By the end of the month, 24 million vaccine doses had been administered while 68% of the target population had been fully vaccinated.

==== August 2021 ====
By the end of August, 33 million vaccine doses had been administered while 88% of the target population had been fully vaccinated.

==== September 2021 ====
By the end of September, 41 million vaccine doses had been administered and 19 million persons were fully vaccinated.

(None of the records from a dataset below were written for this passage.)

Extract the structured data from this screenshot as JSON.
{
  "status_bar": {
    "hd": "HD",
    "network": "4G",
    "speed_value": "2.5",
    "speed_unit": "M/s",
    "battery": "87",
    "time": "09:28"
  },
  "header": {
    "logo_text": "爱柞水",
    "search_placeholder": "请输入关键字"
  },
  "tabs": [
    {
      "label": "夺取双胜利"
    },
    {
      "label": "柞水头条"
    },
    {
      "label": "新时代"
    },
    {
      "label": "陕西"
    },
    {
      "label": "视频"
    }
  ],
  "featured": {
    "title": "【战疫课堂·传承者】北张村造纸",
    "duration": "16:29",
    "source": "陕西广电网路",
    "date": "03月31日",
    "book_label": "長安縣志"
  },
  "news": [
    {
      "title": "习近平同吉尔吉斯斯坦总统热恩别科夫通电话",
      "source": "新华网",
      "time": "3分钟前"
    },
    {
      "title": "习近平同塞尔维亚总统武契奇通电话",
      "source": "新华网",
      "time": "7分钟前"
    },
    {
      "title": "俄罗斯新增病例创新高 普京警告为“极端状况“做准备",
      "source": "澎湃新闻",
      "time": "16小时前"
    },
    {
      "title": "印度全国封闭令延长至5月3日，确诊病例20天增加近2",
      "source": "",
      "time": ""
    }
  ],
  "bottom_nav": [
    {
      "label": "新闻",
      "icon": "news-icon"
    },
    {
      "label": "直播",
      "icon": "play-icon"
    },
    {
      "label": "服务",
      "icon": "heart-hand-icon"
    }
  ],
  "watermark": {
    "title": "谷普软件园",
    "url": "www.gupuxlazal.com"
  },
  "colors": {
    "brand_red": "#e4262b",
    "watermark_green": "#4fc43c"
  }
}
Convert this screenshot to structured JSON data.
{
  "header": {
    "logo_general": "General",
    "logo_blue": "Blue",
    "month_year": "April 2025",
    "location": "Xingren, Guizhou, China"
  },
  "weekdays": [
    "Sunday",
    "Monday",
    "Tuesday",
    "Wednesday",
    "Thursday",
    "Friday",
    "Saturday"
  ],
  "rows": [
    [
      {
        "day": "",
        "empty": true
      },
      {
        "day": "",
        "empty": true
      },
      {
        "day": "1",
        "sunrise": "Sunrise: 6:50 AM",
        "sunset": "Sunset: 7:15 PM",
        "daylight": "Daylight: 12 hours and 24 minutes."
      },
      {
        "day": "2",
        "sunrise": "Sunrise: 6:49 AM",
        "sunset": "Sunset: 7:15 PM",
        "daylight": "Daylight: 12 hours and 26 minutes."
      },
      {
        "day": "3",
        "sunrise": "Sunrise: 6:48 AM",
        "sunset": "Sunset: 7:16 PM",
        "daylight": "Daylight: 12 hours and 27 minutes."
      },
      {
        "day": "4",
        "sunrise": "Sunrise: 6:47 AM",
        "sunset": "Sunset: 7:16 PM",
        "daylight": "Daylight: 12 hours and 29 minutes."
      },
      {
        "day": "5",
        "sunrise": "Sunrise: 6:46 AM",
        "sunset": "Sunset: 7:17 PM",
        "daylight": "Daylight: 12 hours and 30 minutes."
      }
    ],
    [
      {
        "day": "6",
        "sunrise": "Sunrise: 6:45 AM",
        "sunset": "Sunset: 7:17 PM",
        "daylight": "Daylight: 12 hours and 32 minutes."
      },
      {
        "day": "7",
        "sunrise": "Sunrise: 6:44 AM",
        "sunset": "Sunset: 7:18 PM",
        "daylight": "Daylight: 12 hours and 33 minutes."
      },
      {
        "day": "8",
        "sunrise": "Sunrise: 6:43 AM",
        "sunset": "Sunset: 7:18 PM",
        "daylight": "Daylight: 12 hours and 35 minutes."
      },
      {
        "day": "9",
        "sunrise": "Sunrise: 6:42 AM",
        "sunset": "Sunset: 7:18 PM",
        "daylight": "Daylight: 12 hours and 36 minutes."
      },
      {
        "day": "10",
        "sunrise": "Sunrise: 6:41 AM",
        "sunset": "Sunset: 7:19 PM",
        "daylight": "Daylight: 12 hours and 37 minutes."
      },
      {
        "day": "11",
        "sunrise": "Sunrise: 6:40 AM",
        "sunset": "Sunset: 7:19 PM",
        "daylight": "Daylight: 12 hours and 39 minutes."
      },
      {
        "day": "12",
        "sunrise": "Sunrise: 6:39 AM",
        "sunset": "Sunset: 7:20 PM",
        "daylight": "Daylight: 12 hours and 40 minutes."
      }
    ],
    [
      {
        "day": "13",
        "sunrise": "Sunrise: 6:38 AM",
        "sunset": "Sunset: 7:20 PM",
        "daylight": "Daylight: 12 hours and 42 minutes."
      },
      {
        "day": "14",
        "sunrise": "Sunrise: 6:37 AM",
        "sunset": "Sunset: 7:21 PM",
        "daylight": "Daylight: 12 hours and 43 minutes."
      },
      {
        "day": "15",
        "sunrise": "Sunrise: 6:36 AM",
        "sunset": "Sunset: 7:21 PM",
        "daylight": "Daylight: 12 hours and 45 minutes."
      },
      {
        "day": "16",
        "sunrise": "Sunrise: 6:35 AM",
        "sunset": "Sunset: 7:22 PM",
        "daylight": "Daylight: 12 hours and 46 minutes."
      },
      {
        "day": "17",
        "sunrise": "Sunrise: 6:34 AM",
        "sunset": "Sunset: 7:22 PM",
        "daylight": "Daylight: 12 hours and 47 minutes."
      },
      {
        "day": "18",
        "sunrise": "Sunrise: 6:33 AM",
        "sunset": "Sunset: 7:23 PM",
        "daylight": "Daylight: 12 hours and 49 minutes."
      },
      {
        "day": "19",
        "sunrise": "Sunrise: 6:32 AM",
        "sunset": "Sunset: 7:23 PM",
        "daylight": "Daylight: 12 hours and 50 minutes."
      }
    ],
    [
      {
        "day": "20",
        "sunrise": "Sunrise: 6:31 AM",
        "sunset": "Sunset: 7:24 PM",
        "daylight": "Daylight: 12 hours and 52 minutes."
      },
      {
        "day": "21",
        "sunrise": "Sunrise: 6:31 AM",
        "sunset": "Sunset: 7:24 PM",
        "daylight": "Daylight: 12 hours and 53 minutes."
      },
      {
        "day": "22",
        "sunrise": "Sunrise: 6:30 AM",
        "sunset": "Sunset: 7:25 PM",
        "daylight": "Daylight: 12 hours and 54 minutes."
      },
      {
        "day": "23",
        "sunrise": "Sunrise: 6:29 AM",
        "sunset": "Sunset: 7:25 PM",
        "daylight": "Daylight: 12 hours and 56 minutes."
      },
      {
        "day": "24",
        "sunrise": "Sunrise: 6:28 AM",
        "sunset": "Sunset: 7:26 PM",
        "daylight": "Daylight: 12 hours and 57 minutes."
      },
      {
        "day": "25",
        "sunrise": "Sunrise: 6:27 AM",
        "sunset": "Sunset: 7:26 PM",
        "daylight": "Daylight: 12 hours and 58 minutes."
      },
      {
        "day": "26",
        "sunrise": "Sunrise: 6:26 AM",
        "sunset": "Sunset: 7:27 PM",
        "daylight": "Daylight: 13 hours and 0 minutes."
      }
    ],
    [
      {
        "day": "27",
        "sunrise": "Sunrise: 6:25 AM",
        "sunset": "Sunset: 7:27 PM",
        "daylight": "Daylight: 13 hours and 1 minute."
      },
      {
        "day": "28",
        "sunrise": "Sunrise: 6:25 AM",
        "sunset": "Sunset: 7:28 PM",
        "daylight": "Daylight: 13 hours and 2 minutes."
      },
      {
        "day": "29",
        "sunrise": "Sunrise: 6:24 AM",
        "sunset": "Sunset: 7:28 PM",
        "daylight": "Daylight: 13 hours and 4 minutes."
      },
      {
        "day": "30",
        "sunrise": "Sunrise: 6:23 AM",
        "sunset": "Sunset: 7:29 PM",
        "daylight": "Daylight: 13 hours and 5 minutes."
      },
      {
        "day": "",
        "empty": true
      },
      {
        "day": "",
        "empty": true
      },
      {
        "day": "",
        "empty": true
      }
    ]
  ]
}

The entire targeted population had been fully vaccinated by mid-September.

==== October 2021 ====
By the end of October, 46 million vaccine doses had been administered and 22 million persons were fully vaccinated, exceeding the targeted population.

==== November 2021 ====
By the end of November, 47 million vaccine doses had been administered and 23 million persons were fully vaccinated, exceeding the targeted population.

==== December 2021 ====
By the end of December, 50 million vaccine doses had been administered and 23 million persons were fully vaccinated, exceeding the targeted population.

==== January 2022 ====
By the end of January, 52 million vaccine doses had been administered and 23 million persons were fully vaccinated, exceeding the targeted population.

==== February 2022 ====
By the end of February, 54 million vaccine doses had been administered and 23 million persons were fully vaccinated, exceeding the targeted population.

==== March 2022 ====
By the end of March, 54 million vaccine doses had been administered and 23 million persons were fully vaccinated, exceeding the targeted population.

==== April 2022 ====
By the end of April, 54 million vaccine doses had been administered and 23 million persons were fully vaccinated, exceeding the targeted population.

== Vaccines ==
Morocco has received 7 million doses of the Oxford–AstraZeneca COVID-19 vaccine and 16.5 million doses of the Sinopharm BIBP vaccine.

Vaccines in order
| Vaccine | Approval | Deployment |  | Doses ordered |
| Sinopharm BIBP | Yes | 28 January 2021 | 45 million |
| Oxford–AstraZeneca | 6 January 2021 | 28 January 2021 | 20 million |
| Sputnik V | 10 March 2021 | No | – |

Vaccines in trial stage
| Vaccine | Type (technology) | Phase I | Phase II | Phase III |
|---|---|---|---|---|
| Sinopharm WIBP | Inactivated | Completed | Completed | Completed |

== Progress ==
Cumulative vaccinations in Morocco

== Priority groups ==
The vaccination campaign primarily targets health workers, security forces and people over 75, according to Moroccan authorities.